Using machine learning to identify incentives in forestry policy: Towards a new paradigm in policy analysis
November 2021
Forest Policy and Economics 134
As 2021 saw the launch of the United Nations Decade on Ecosystem Restoration, it highlighted the need to prepare for success over the decade and to understand what public economic and financial incentives exist to support sustainable forest and landscape restoration. To date, Initiative 20x20 has committed to placing 50 million hectares under restoration and conservation by 2030. Understanding the public policies in these countries that turn those commitments into action, however, is very labor intensive, requiring decision makers to read and analyze thousands of pages of documents that span multiple sectors, ministries, and scales that lie outside of their areas of expertise.
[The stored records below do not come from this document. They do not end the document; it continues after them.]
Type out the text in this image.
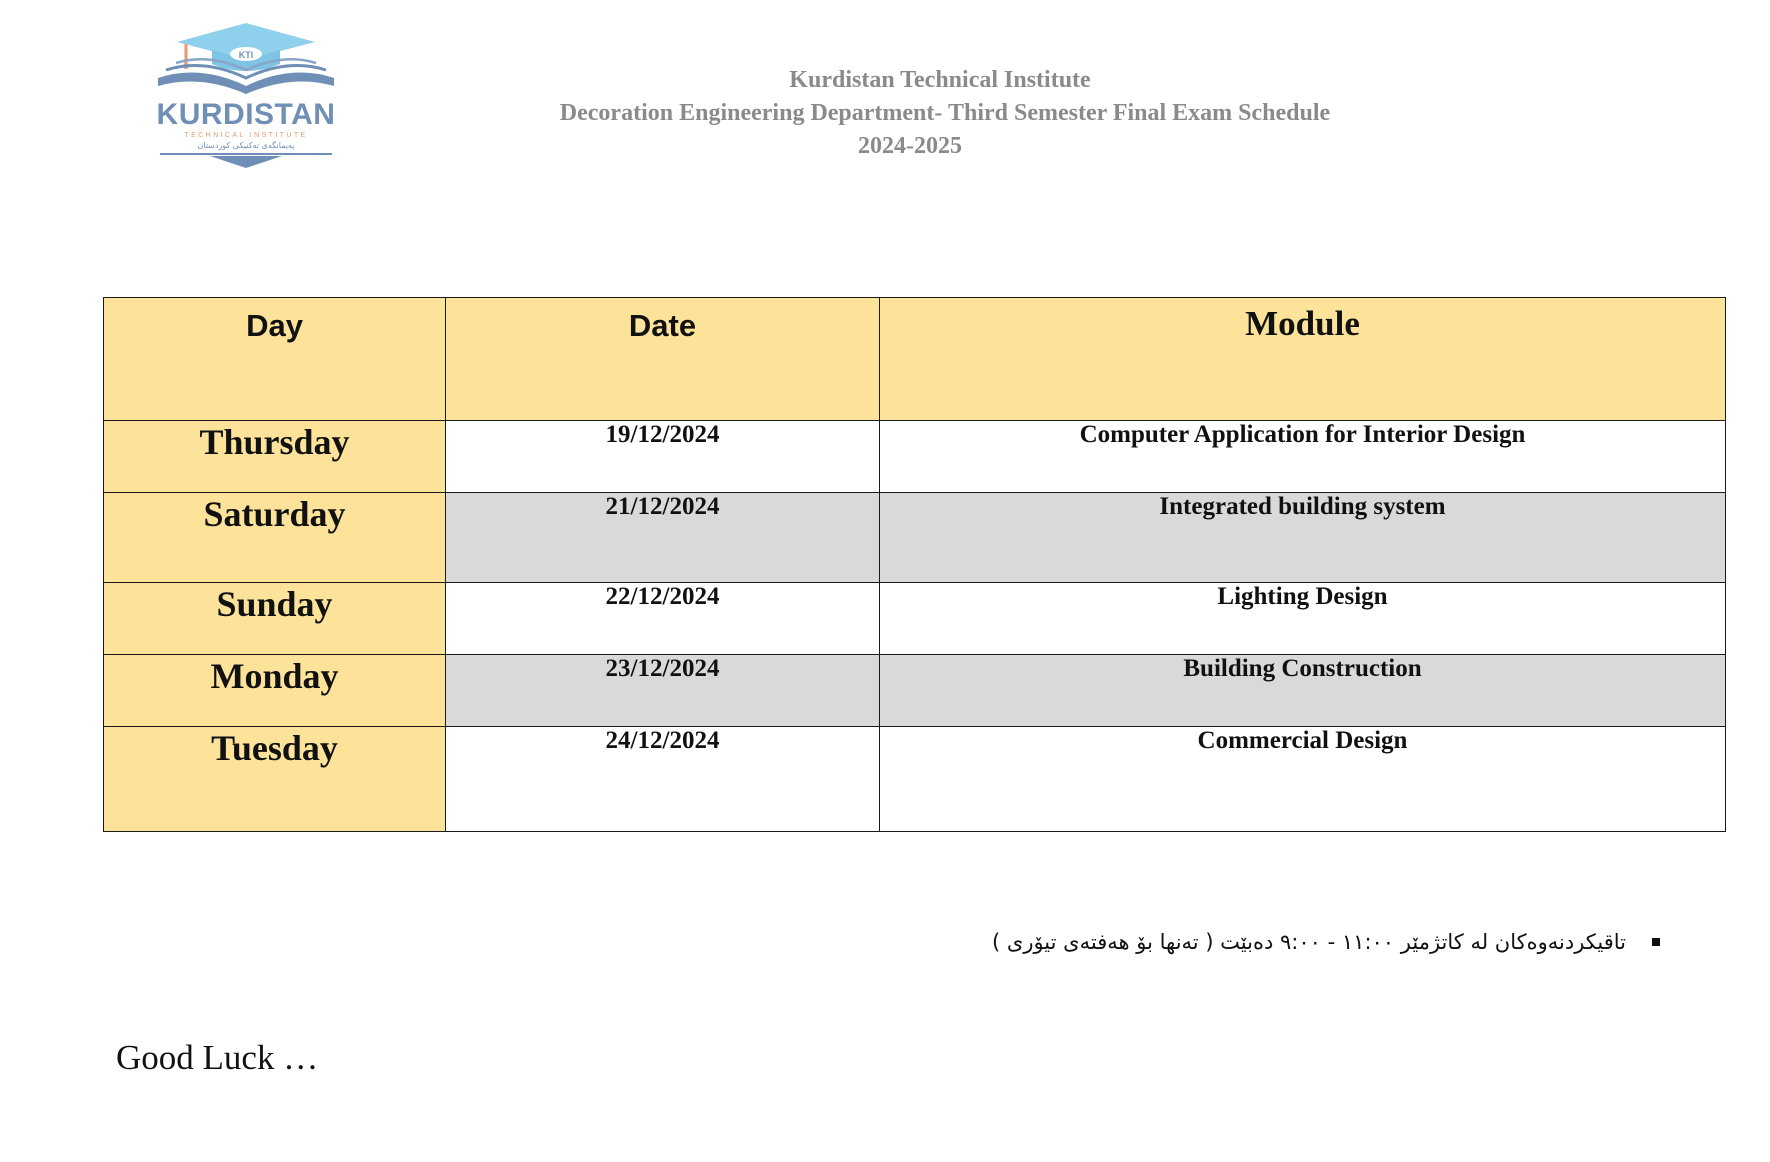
KTI
KURDISTAN
TECHNICAL INSTITUTE
پەیمانگەی تەکنیکی کوردستان
Kurdistan Technical Institute
Decoration Engineering Department- Third Semester Final Exam Schedule
2024-2025
Day	Date	Module
Thursday	19/12/2024	Computer Application for Interior Design
Saturday	21/12/2024	Integrated building system
Sunday	22/12/2024	Lighting Design
Monday	23/12/2024	Building Construction
Tuesday	24/12/2024	Commercial Design
تاقیکردنەوەکان لە کاتژمێر ١١:٠٠ - ٩:٠٠ دەبێت ( تەنها بۆ هەفتەی تیۆری )
Good Luck …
To address this, we developed a semiautomated policy analysis tool that uses state-of-the-art Natural Language Processing (NLP) methods to mine policy documents, assist the labeling process carried out by policy experts, automatically identify policies that contain incentives and classify them by incentive instrument from the following categories: direct payments, fines, credit, tax deduction, technical assistance and supplies. Our best model achieves an F1 score of 93–94% in both identifying an incentive and its policy instrument, as well as an accuracy of above 90% for 5 out of 6 policy instruments, reducing multiple weeks of policy analysis work to a matter of minutes. In particular, the model properly identified the relative frequency of credits, direct payments, and fines that exist as the primary policy instruments in these countries. We also found that tax deductions, supplies, and technical assistance are much less used among most of the countries and that, oftentimes, the policy documents describe economic incentives for restoration in vague and intangible terms. In addition, our model is designed to constantly improve its performance with more data and feedback from policy experts. Furthermore, while our experiments were run on Spanish policy documents, we designed our framework to be widely scalable to policies from different countries and multiple languages, limited only by the number of languages supported by current multilingual NLP models. Using a standardized approach to generate incentives data could provide an evidence-based and transparent system to find complementarity between policies and help remove barriers for implementers and policymakers and enable a more informed decision-making process.